Cuando la escuchaba contar su historia apenas podía respirar y sentía que sus músculos se agarrotaban y no podía moverse hasta que el silencio no se apoderaba de los labios que contaban tan terrible vivencia.
—Cuando se hizo el silencio creí que había muerto porque por primera vez vi el cielo abrirse y brillar las estrellas. Entonces llegó él y me tapó. Me dolía todo y no tenía fuerzas ni para el rechazo. Se sentó en el suelo y me pegó a su pecho. Fue confortable, como una sensación de calidez. «¿Cómo te llamas?», me preguntó. «Estrella», pude susurrar yo. Supongo que creyó que me refería a las estrellas que por fin brillaban con intensidad. «Pues ya no estás sola, Estrella. Mira, todas ellas te acompañan».
Dos lagrimones caían por sus pómulos. El primer contacto de ambas fue un roce de manos inesperado jugando con los cachorros. Se miraron y se agarraron con más fuerza. Las tardes y las charlas habían creado un vínculo entre las dos jóvenes. Ella se sentía segura con Estrella y podía revivir su historia, hablar de sus padres, de su pareja, de su familia, del amor, de todo aquello que algún día estuvo vivo en su interior. Estrella también le relataba historias de los días en los que era feliz. Hablaba mucho de su hermano, tanto que llegó a sentir que lo conocía. Cuando el Artesano llegaba, ella se marchaba de la habitación:
—Te veo bien.
—Supongo. Quería darte las gracias, porque sin todo aquello que trajiste, ellos no habrían llegado hasta aquí.
—¿Y tú?
—También estoy aquí por ti.
—No, no. Si estás aquí es por ellos.
Las lágrimas brotaron al recordar aquel fatídico día, pero había algo que quería decirle y no pensaba dejar pasar más tiempo.
—Tú me salvaste de aquel asqueroso.
El Artesano clavó su mirada en ella.
—Puede que los demás nos ayuden a salvarnos, pero la auténtica salvación está en cada uno de nosotros.
Ella permaneció estática con la mirada perdida, reflexionando sobre esa afirmación.
—Estrella me ha comentado que piensas mucho en la muerte. Sus ojos brillaron, pero no cayó una lágrima.
—No puedo evitarlo. Este dolor es mucho dolor, llega hasta los huesos.
—El dolor nunca pasa, pero aprendemos a convivir con él y nos hace más fuertes.
Sonó un fuerte golpe en la puerta y se abrió sin esperar respuesta. Era un muchacho. Lo había visto alguna vez, pero jamás habían cruzado una palabra.
—Lo han hecho de nuevo, Asunción está muy mal. La están subiendo.

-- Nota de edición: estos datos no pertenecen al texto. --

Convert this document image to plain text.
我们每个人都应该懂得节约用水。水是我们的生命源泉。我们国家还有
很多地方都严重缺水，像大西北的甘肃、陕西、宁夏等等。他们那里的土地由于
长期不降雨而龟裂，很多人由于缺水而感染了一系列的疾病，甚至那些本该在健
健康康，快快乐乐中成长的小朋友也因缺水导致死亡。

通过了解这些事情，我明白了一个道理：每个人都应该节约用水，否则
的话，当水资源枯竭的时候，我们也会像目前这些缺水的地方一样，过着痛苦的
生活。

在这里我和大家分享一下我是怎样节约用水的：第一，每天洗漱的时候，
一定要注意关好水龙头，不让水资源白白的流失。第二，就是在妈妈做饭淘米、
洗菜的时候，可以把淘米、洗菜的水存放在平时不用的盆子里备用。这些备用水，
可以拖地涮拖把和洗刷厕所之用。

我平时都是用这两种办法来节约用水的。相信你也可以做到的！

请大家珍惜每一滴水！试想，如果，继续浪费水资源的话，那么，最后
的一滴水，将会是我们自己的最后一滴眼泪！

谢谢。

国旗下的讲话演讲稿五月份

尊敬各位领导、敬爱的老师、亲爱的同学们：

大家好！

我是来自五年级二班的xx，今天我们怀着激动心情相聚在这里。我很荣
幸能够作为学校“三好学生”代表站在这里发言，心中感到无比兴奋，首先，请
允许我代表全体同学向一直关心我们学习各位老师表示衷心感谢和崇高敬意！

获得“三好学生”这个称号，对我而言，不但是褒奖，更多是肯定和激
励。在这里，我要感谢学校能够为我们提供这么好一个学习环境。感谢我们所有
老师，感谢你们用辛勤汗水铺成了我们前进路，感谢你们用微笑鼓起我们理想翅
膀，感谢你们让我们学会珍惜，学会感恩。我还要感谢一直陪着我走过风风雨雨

No hubo más palabras. El Artesano se levantó con rapidez y salió por la puerta seguido por el joven. Ella parpadeó sin entender bien lo que pasaba. Se levantó, cerró la puerta tras de sí dejando a los perros en la habitación y siguió el eco de las voces por el pasillo. Cuando llegó al salón dos hombres bastantes fornidos colocaban a una anciana sobre la mesa. Ella estaba en camisón. Temblaba. Entonces, el Artesano cogió su mano.
—Tranquila, estamos aquí contigo. No temas, lo vamos a solucionar.
—No tengo miedo.
Su voz era apenas un gorgojeo.
—¿Qué ha pasado?
—El gigante calvo. Escuché los avisos, los gritos, pero no me dio tiempo de llegar.
—¿Estás segura?
—Lo vi cuando me tiró al suelo. Después no paró de golpearme. Me hice la muerta. Funcionó.
Poco a poco se había ido acercando a la escena por curiosidad, pero se sabía una mera espectadora.
—Aguanta un poco más. Doc está al llegar.
—¿Ese carnicero? No quiero que me toque.
La afirmación creó sonrisas en los presentes.
—No, Artesano. Este ya no es mi mundo.
El Artesano apretó la mano de la anciana que comenzó a toser esputos de sangre.
—Tranquila. Respira, tranquila.
—No te preocupes por mí. Esto es solo dolor físico. Tú sabes lo que yo he sufrido. Cargas con el sufrimiento de todos.
La anciana respiraba cada vez con mayor dificultad.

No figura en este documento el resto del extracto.